Ипполит выехал вместе с другим членом Общества — Свистуновым, накануне восстания, 13 декабря. Легко вообразить, какие чувства волновали его в пути: гордость ответственным поручением, радость от предстоящего свидания с братом, возбуждающее сознанье опасности, мечты о подвигах и о славе…
В Москве жило в это время много членов Общества, но по большей части отставших и вполне соответствовавших духу этой захолустной столицы. Всё никуда не спешащие, спокойные, добрые люди: добродушнейший Фон-Визин, Якушкин, уже не прежний пылкий юноша, а положительный сельский хозяин, Муханов, под разбойничьей внешностью которого таился кроткий человек и не очень убежденный революционер). Один И. И. Пущин был не таков. Он уже раз удивил Москву тем, что вышел из гвардейского полка и стал надворным судьей, вещь неслыханная и «позорная» для дворянина, и тогда его едва умолили сестры отказаться хотя бы от намерения пойти в квартальные. «Что это? надворный судья танцует с дочерью генерал-губернатора? — изумился на генерал-губернаторском балу старый князь Юсупов, — тут кроется что-то необыкновенное». Старик угадал: Пущин пошел в судьи по не совсем обыкновенным, этическим мотивам. Та же обостренная нравственная чуткость не дала ему спокойно сидеть в Москве в дни междуцарствия. Он уехал туда, где решалось дело свободы — в Петербург. «Если мы ничего не предпримем, то заслужим в полной мере имя подлецов», писал он оттуда своим московским друзьям.
Письмо его взволновало москвичей. Ненадолго и они пережили приступ революционной лихорадки, тревожные дни, ночные бдения. У гостившего в Москве полковника Финляндского полка Митькова должно было состояться общее собрание членов, и Якушкин поехал к Орлову, чтобы просить его присутствовать. В то утро прибыл в Москву курьер Николая с известием о 14-ом и приказом привести войска к присяге. «Et bien, G'en'eral, tout est fini»! — сказал Якушкин, входя к Орлову. Но Орлов протянул Якушкину руку и отвечал: «Comment fini? Се n’est quele commencement de la fin!». Через несколько минут пришел Муханов, с которым Якушкин не был знаком. Этот рыжий, огромный человек с хмурым лицом, в поношенном адъютантском мундире без аксельбантов заговорил об арестованных в Петербурге друзьях, о том, что единственный способ спасти их — это поехать в Петербург и убить царя. Орлов вел себя странно. Он встал, подошел к Муханову, взял его за ухо, наполеоновским жестом, и молча поцеловал в лоб. Это можно было принять и за осуждение, и за поощрение. Сам он к Митькову ехать отказался и был в мундире и в лентах. Якушкину показалось, что он только что вернулся с присяги. Прощаясь с ними, он говорил: «поезжай, Муханов, к Митькову. Везите его, там останутся им довольны!»

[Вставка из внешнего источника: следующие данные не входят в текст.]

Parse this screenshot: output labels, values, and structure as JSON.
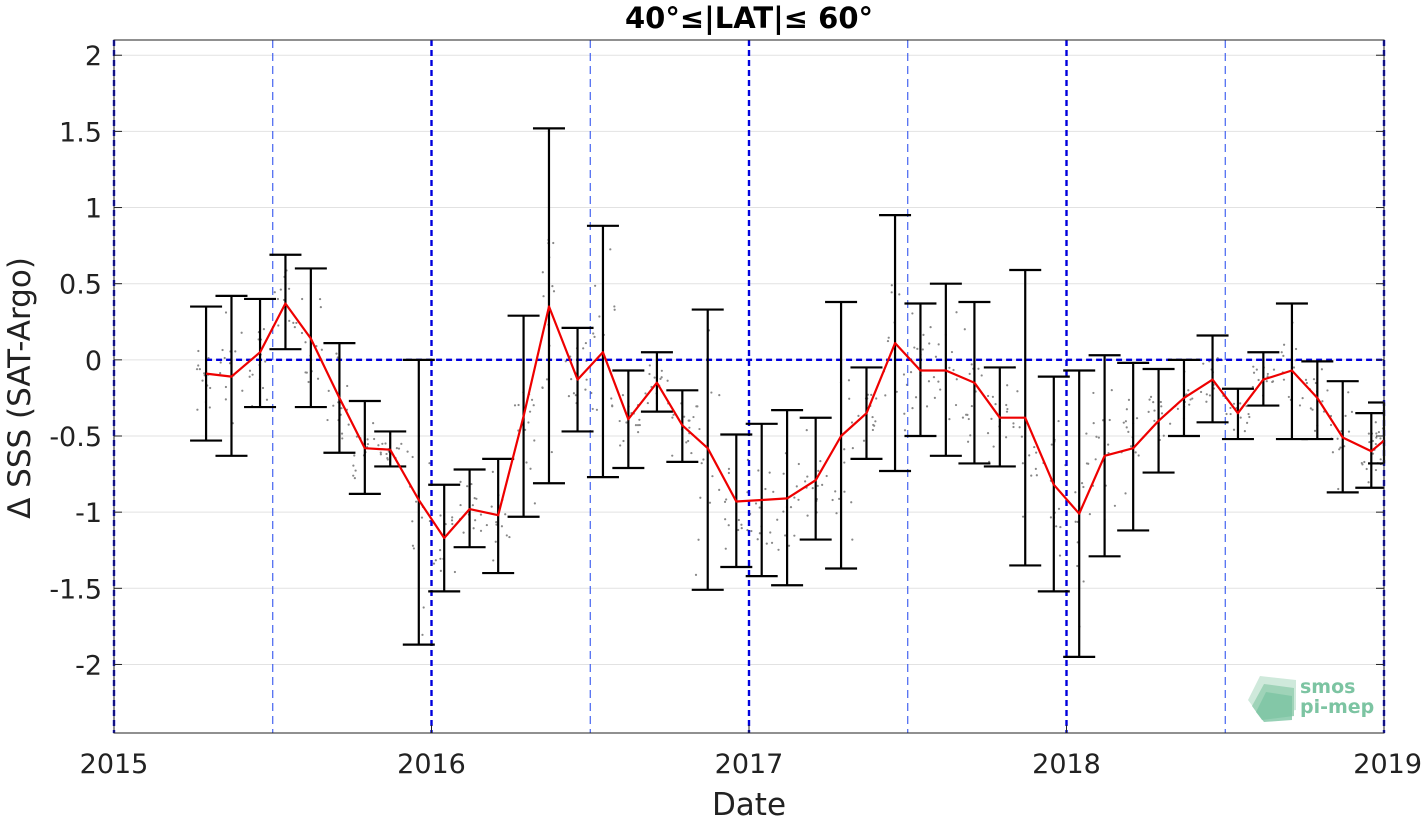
{
  "chart_data": {
    "type": "line",
    "title": "40°≤|LAT|≤ 60°",
    "xlabel": "Date",
    "ylabel": "Δ SSS (SAT-Argo)",
    "xlim": [
      2015.0,
      2019.0
    ],
    "ylim": [
      -2.45,
      2.1
    ],
    "x_ticks": [
      2015,
      2016,
      2017,
      2018,
      2019
    ],
    "x_tick_labels": [
      "2015",
      "2016",
      "2017",
      "2018",
      "2019"
    ],
    "y_ticks": [
      -2,
      -1.5,
      -1,
      -0.5,
      0,
      0.5,
      1,
      1.5,
      2
    ],
    "y_tick_labels": [
      "-2",
      "-1.5",
      "-1",
      "-0.5",
      "0",
      "0.5",
      "1",
      "1.5",
      "2"
    ],
    "grid": "horizontal",
    "reference_line": {
      "y": 0,
      "color": "#0000dd",
      "style": "dashed"
    },
    "year_lines": {
      "major": [
        2015,
        2016,
        2017,
        2018,
        2019
      ],
      "minor": [
        2015.5,
        2016.5,
        2017.5,
        2018.5
      ],
      "color": "#0000dd"
    },
    "series": [
      {
        "color": "#ee0000",
        "x": [
          2015.29,
          2015.37,
          2015.46,
          2015.54,
          2015.62,
          2015.71,
          2015.79,
          2015.87,
          2015.96,
          2016.04,
          2016.12,
          2016.21,
          2016.29,
          2016.37,
          2016.46,
          2016.54,
          2016.62,
          2016.71,
          2016.79,
          2016.87,
          2016.96,
          2017.04,
          2017.12,
          2017.21,
          2017.29,
          2017.37,
          2017.46,
          2017.54,
          2017.62,
          2017.71,
          2017.79,
          2017.87,
          2017.96,
          2018.04,
          2018.12,
          2018.21,
          2018.29,
          2018.37,
          2018.46,
          2018.54,
          2018.62,
          2018.71,
          2018.79,
          2018.87,
          2018.96,
          2019.0
        ],
        "values": [
          -0.09,
          -0.11,
          0.05,
          0.37,
          0.14,
          -0.25,
          -0.58,
          -0.59,
          -0.92,
          -1.17,
          -0.98,
          -1.02,
          -0.37,
          0.35,
          -0.13,
          0.05,
          -0.39,
          -0.15,
          -0.43,
          -0.58,
          -0.93,
          -0.92,
          -0.91,
          -0.79,
          -0.5,
          -0.35,
          0.11,
          -0.07,
          -0.07,
          -0.15,
          -0.38,
          -0.38,
          -0.82,
          -1.01,
          -0.63,
          -0.58,
          -0.4,
          -0.25,
          -0.13,
          -0.35,
          -0.13,
          -0.07,
          -0.25,
          -0.51,
          -0.6,
          -0.53
        ],
        "error_low": [
          -0.53,
          -0.63,
          -0.31,
          0.07,
          -0.31,
          -0.61,
          -0.88,
          -0.7,
          -1.87,
          -1.52,
          -1.23,
          -1.4,
          -1.03,
          -0.81,
          -0.47,
          -0.77,
          -0.71,
          -0.34,
          -0.67,
          -1.51,
          -1.36,
          -1.42,
          -1.48,
          -1.18,
          -1.37,
          -0.65,
          -0.73,
          -0.5,
          -0.63,
          -0.68,
          -0.7,
          -1.35,
          -1.52,
          -1.95,
          -1.29,
          -1.12,
          -0.74,
          -0.5,
          -0.41,
          -0.52,
          -0.3,
          -0.52,
          -0.52,
          -0.87,
          -0.84,
          -0.68
        ],
        "error_high": [
          0.35,
          0.42,
          0.4,
          0.69,
          0.6,
          0.11,
          -0.27,
          -0.47,
          0.0,
          -0.82,
          -0.72,
          -0.65,
          0.29,
          1.52,
          0.21,
          0.88,
          -0.07,
          0.05,
          -0.2,
          0.33,
          -0.49,
          -0.42,
          -0.33,
          -0.38,
          0.38,
          -0.05,
          0.95,
          0.37,
          0.5,
          0.38,
          -0.05,
          0.59,
          -0.11,
          -0.07,
          0.03,
          -0.02,
          -0.06,
          0.0,
          0.16,
          -0.19,
          0.05,
          0.37,
          -0.01,
          -0.14,
          -0.35,
          -0.28
        ]
      }
    ],
    "scatter_color": "#888888"
  },
  "logo": {
    "line1": "smos",
    "line2": "pi-mep"
  }
}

У Митькова Муханов предложил приделать к эфесу своей шпаги очень маленький пистолет, и на высочайшем выходе, нагнув шпагу, убить царя. Но москвичи ограничились разговорами.
Курьер императора обогнал революционного курьера. Ипполит прибыл в Москву, когда там уже шли аресты. Он уничтожил письмо к брату, заехал к Орлову, вероятно, для того, чтобы передать ему на словах его содержание, повидался еще кое с кем из московских членов и поспешил дальше. Ни поражение в Петербурге, ни бездействие Москвы не предрешали еще исхода всего дела. Ведь на юге были главные силы — Пестель, Волконский и чудный вождь, — брат Сергей. Ипполит выехал из Москвы с тревогой, но не с отчаянием в душе.